Les droits de l’homme des États-Unis soutiennent les criminels de guerre

.Truth NGO-Le secrétaire à la Défense des États-Unis, James Mattis, a défendu le soutien militaire de son pays à la guerre menée par l’Arabie saoudite contre le Yémen et a exhorté les législateurs américains à ne pas mettre fin à l’implication de Washington dans le conflit dévastateur.

Depuis l’année dernière, l’administration du président des États-Unis, Donald Trump semble avoir averti l’Arabie saoudite que les inquiétudes au Congrès concernant la crise humanitaire et les victimes civiles au Yémen pourraient limiter l’aide américaine.

Mattis a affirmé que l’aide américaine, qui comprend le soutien des services de renseignements et le ravitaillement des avions de la coalition, visait en fin de compte à amener la guerre vers un règlement négocié.

“Nous devons parvenir à un règlement négocié, et nous pensons que notre politique en ce moment est correcte pour le faire”, a déclaré Mattis aux journalistes, alors qu’il retournait à Washington par avion depuis le Moyen-Orient.

Dans une lettre au Congrès l’année dernière, Mattis a déclaré que la fin de l’assistance militaire des États-Unis à Riyad “mettrait en péril la coopération avec nos partenaires sur le contre-terrorisme et réduirait notre influence sur les Saoudiens”.

Depuis qu’il a commencé en 2015, le conflit a tué environ 14 000 personnes, déplacé plus de 2 millions de personnes et conduit le Yémen au bord de la famine généralisée.

Une grande partie de l’infrastructure du pays de la péninsule arabique, y compris les hôpitaux, les écoles et les usines, a été réduite en ruines à cause de la guerre.

Les Nations Unies affirment que 22,2 millions de personnes ont besoin d’une aide alimentaire, dont 8,4 millions menacées par la faim.

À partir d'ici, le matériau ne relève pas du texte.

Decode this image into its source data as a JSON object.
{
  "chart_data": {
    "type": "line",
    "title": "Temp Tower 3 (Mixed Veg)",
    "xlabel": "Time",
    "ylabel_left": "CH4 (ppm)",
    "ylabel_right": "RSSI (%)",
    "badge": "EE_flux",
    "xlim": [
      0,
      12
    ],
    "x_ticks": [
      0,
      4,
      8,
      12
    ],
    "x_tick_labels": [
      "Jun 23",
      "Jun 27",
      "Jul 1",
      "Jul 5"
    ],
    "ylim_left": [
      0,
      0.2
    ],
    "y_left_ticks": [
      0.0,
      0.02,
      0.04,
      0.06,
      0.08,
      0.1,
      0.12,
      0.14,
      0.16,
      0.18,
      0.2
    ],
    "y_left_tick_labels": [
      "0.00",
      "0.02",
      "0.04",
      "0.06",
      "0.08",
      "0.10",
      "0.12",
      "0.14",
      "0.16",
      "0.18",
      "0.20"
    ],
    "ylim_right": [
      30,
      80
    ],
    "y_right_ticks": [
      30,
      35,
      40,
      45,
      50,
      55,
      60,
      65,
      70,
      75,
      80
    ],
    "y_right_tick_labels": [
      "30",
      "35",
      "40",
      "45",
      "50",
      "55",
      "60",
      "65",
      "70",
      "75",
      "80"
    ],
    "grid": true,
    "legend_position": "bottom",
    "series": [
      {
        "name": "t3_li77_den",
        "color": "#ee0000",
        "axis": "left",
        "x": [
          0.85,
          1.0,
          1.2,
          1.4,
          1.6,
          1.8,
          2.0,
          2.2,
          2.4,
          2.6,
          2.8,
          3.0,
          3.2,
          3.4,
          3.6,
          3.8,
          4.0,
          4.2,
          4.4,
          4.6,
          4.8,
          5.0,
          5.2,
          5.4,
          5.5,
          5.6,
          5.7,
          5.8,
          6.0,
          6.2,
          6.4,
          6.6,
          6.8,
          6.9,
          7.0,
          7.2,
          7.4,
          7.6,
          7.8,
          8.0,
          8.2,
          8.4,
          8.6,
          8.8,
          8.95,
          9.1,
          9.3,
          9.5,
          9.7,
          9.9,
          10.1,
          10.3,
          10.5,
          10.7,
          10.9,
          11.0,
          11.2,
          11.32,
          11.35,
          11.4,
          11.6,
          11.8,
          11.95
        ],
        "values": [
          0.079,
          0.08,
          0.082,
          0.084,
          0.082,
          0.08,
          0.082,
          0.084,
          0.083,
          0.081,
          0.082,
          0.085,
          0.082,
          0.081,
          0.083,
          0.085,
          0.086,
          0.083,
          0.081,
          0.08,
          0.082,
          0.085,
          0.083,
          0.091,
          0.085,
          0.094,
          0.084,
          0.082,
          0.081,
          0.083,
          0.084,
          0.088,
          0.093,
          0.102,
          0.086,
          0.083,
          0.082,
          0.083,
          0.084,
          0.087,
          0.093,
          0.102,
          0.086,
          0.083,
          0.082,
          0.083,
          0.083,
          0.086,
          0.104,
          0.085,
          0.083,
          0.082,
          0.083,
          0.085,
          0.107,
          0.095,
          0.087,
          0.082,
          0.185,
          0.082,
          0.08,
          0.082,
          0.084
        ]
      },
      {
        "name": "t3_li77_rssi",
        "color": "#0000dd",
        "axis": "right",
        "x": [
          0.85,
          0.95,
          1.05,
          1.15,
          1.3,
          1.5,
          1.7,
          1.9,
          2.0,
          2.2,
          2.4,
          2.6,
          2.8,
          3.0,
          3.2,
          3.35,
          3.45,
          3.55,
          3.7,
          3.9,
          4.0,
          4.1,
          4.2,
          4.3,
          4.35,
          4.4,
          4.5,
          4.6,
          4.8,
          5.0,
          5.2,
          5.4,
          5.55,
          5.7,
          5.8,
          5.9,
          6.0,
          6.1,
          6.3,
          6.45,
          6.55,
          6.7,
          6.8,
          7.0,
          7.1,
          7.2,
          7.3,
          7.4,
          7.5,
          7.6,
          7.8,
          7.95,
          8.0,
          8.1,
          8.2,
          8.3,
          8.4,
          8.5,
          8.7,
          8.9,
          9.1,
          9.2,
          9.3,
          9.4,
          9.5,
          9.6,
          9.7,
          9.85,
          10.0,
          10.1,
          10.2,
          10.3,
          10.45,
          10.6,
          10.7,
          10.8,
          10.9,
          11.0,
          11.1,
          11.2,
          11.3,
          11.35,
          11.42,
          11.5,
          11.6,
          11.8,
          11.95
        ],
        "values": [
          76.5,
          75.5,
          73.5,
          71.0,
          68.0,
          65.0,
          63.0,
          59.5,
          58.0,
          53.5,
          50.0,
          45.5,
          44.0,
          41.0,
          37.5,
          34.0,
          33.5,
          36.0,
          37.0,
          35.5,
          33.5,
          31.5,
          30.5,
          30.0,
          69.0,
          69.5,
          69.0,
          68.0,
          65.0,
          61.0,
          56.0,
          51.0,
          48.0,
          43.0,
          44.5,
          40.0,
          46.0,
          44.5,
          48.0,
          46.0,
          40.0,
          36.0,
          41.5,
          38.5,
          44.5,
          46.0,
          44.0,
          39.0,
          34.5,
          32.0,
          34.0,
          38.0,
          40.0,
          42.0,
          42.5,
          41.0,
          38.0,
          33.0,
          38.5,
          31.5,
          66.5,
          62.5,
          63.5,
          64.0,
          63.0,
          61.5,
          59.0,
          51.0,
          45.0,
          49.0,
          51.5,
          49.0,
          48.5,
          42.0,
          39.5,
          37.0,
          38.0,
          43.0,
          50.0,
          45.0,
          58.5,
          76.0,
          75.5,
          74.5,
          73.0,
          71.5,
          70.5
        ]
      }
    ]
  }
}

Un haut fonctionnaire de l’ONU a récemment mis en garde contre les conditions de vie “catastrophiques” au Yémen, déclarant qu’il y a un risque croissant de famine et de choléra là-bas.

Plus tôt ce mois-ci, le Premier ministre yéménite Abdel-Aziz bin Habtour a déclaré que l’Arabie saoudite n’aurait pas été capable de mener une guerre contre ce pays appauvri sans le soutien des Etats-Unis.

Un groupe bipartisan de sénateurs américains tente d’utiliser la loi de 1973 sur les pouvoirs de guerre pour retirer l’aide militaire américaine de la guerre menée par l’Arabie saoudite sur le Yémen et d’autres conflits non autorisés par le Congrès.

Leur résolution forcerait Trump «à retirer les forces armées des États-Unis des hostilités dans la République du Yémen ou à les affecter», à l’exception des opérations contre al-Qaïda ou des forces affiliées. Ceux-ci sont autorisés en vertu d’une autorisation du Congrès de 2001.

Leur action est la dernière salve dans une bataille en cours entre le Congrès américain et la Maison Blanche sur le contrôle des conflits militaires. Les législateurs ont argumenté pendant des années que le Congrès a cédé trop d’autorité sur l’armée à la Maison Blanche. En vertu de la Constitution, le Congrès – et non le président – a le pouvoir de déclarer la guerre.